As I watched Director Oliver Stone talk about his new “Wall Street” movie this morning I could not help but be struck by how polarizing some public figures can be… (perhaps intentionally?)
Within the last few days I’ve noticed these solid candidates for the Prince & Princess of Public Polarization for the week:
- Iranian President Mahmoud Ahmadinejad claiming that the United States government orchestrated the 9/11 attacks for their own economic and political benefit. <WSJ link>
- Jimmy Carter saying that his role as a former president is “probably superior” to that of a sitting US President. <MSNBC link>
- Retired Mega-CEO and “Straight From the Gut” author Jack Welch claiming that President Obama’s economic policies are “anti-business”. <CNBC link>
- Delaware Senate candidate Christine O’Donnell talking about a witchcraft-themed first date that made people on both sides cringe so badly that the debate even offended Wiccans. <CBSNewslink>
- Entertainer Katy Perry’s Sesame Street sing-along with Elmo being dropped by PBS after angry parents complained that her outfit was inappropriate for a kid’s show. <MTV Link>
- …and the list goes on…
What Does This Have to Do With My Team?
These examples reminded me of the challenge people, teams and organizations face from the less well-known, but potentially aggravating egos we have to deal with daily within our organizations and projects. How should we handle these players? Can we leverage their instigating personalities for the team’s benefit? What risks do they present?

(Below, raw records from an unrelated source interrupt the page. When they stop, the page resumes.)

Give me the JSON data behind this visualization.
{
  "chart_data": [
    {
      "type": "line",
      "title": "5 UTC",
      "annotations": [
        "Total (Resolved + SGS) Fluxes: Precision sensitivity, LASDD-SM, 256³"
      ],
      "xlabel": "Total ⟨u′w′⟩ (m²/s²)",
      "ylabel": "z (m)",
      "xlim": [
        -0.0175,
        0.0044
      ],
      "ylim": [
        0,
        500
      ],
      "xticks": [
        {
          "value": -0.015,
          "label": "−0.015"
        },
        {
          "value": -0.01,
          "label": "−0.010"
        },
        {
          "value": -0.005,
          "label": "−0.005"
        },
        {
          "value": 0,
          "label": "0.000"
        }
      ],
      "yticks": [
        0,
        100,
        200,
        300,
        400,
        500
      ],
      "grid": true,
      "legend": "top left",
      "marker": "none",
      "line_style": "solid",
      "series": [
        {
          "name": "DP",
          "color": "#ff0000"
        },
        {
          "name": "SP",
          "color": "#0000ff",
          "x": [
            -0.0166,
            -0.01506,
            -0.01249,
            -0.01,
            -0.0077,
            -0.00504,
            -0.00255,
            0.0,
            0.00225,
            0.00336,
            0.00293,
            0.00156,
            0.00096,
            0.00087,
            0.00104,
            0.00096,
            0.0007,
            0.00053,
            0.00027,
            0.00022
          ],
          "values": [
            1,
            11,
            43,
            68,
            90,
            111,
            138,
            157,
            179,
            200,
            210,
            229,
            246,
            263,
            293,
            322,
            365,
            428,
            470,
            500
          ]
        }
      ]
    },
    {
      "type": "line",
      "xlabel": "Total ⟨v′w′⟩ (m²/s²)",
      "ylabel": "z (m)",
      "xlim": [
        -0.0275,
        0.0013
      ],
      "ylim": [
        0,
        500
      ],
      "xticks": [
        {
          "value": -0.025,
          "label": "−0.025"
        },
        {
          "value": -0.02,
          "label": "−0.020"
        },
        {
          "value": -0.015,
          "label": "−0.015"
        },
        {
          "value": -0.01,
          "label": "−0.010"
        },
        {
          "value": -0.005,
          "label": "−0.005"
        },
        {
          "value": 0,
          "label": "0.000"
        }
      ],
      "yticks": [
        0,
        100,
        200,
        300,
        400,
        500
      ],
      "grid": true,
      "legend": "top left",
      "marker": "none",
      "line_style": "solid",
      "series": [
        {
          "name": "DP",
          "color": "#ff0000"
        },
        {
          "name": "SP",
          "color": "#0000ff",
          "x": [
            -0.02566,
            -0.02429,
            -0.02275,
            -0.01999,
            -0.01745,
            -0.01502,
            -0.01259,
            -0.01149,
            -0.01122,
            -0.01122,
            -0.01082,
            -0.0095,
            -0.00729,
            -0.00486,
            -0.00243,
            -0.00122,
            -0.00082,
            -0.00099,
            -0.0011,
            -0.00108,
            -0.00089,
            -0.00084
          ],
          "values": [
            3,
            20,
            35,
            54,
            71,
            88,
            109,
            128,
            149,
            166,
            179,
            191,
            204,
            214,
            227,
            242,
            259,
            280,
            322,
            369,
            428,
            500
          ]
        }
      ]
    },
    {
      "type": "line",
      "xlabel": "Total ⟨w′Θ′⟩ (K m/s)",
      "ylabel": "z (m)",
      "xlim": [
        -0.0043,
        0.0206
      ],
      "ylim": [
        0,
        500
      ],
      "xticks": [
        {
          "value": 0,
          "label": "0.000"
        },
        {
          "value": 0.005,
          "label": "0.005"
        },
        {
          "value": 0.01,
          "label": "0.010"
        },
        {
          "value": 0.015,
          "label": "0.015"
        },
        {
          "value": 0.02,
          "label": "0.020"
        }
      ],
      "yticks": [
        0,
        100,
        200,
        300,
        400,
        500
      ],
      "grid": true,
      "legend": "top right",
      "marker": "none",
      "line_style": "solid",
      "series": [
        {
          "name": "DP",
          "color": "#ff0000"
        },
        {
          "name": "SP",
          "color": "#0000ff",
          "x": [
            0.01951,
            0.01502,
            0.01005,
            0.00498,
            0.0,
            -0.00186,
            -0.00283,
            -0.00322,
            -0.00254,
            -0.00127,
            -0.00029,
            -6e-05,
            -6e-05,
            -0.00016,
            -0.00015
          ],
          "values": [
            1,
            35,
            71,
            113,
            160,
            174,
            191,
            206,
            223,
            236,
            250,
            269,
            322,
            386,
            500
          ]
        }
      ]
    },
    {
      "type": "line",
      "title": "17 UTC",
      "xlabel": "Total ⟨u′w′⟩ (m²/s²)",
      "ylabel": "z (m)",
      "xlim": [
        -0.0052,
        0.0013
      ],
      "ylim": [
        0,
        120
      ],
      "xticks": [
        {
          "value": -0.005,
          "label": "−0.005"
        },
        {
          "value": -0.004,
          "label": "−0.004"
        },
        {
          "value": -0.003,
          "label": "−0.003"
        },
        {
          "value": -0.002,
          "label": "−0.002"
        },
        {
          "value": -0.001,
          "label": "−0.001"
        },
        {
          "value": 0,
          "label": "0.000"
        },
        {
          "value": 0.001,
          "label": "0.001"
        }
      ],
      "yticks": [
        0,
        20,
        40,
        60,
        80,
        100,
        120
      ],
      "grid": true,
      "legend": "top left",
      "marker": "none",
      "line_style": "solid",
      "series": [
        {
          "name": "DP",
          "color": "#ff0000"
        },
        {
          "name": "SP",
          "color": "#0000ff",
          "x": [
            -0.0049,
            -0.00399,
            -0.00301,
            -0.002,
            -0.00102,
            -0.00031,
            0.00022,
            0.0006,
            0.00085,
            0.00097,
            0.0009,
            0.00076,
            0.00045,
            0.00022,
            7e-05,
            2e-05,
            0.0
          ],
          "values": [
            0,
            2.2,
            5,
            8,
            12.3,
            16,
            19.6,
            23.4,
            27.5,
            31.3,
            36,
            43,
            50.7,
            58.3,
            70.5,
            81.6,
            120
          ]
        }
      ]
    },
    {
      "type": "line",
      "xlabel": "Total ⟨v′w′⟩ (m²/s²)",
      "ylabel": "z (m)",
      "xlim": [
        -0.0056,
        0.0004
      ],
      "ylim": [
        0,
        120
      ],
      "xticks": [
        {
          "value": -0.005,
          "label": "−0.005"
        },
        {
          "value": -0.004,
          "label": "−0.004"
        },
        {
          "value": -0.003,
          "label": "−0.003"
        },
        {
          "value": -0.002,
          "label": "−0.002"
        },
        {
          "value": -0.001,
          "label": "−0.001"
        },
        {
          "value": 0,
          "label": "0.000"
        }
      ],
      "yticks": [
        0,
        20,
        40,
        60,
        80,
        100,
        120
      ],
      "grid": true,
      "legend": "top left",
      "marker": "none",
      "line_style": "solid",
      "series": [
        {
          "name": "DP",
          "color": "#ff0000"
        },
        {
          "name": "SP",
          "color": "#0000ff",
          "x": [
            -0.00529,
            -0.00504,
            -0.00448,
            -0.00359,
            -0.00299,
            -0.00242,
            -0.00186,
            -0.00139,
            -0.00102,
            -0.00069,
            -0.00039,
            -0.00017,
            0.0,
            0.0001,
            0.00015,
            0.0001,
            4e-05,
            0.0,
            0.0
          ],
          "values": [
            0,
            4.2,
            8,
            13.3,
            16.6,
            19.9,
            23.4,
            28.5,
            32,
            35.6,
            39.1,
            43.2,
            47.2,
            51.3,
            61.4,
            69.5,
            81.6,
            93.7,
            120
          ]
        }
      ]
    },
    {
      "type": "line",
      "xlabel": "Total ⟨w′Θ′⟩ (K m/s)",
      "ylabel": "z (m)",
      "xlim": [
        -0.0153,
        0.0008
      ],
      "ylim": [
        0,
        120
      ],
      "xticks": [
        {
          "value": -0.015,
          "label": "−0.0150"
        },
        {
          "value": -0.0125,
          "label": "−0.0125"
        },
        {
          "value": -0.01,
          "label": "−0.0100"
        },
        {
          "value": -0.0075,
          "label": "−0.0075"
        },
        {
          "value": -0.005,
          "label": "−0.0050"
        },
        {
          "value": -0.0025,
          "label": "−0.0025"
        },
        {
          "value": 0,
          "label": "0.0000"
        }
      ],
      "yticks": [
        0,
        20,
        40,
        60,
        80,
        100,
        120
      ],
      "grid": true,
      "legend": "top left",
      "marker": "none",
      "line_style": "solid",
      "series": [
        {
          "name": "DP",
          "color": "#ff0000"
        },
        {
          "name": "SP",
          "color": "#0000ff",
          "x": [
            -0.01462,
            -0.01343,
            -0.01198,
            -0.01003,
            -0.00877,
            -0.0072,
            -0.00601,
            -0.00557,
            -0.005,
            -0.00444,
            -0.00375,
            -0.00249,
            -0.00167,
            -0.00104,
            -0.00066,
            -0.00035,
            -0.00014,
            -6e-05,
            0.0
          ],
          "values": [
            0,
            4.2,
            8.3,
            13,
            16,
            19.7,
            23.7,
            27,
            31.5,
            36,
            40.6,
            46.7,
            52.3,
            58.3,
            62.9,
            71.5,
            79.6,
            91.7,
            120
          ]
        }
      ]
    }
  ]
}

The Downside of Divas: What risks do polarizing characters present at work? While workplace Polarizers probably will not rise to the level of public awareness that these newsy characters have, they still present a significant risk to your productivity. The most obvious threats include:
- They might blatantly challenge team leadership if their “pet issues” are not resolved in their favor.
- They could alienate those who do not agree with them and spread their polarization throughout the team by forcing people to “choose sides”.
- Sometimes they are perceived as putting their own egos ahead of team goals and by doing so they encourage others to be anything but “team players”.
- They can sink team unity and undermine the goals of the group by questioning its foundational purpose, process and the climate for human interaction.
- They sometimes push other teammates into very uncomfortable situations where they may react in unpredictable ways.
- I have seen quieter, less extroverted team members actually LEAVE a project or exit the organization entirely just to escape a work environment which they see as hostile.
The Upside of Instigation: What can we gain by engaging and even encouraging Polarizers? If the list above hasn’t scared you off yet, here are some of the potential benefits that these opinionated players can offer your group:
- They draw out underlying issues that may otherwise be seen as too sensitive or extreme to even be discussed. In this way, they make it safe to talk about things that would in most cases remain under the surface.
- Polarizers sometimes enjoy acting as a magnet for negative feedback – saving others from the distraction it can represent.
- These folks often suggest controversial innovations which would otherwise be unspoken and unavailable for leveraging.
- If you believe the axiom that “any press is good press as long as they spell my name right”, then you will appreciate and benefit from the attention Polarizers draw to themselves and thus to your efforts.
What to Do?: So do the benefits of engaging polarizing people within your team outweigh the dangers?
Or could enabling their behavior do you more harm than good?
I suggest you consider these guidelines…
Pull in the reins if:
- Their behavior raises the actual risk of hostile workplace complaints
- Their activities could likely draw you into legal problems
- Their leadership play clearly threatens the overall goals of the team
Encourage them if:
- Your team really needs their instigation to help them think “outside the box”
- Team leaders have enough of a working relationship with the Polarizer that their own role is not threatened.
- Goals of the group are moved forward by their innovative insights with limited exposure to the risks listed above.
So… Workplace Polarizers can be a very real danger – but they can also be dealt with and even leveraged. As for the public Polarizers I mentioned up front – they have clearly decided that the potential downsides are worth the predictable negative reactions. You can count on the fact that they’ll go on “creating news” via the United Nations, Hollywood, CSPAN, Twitter and Facebook, every 15 minutes on cue…
Questions for Chatter:
- How can you tell if a polarizing figure has “stepped over the line”?
- What’s the most appropriate reaction we should have to polarizing characters?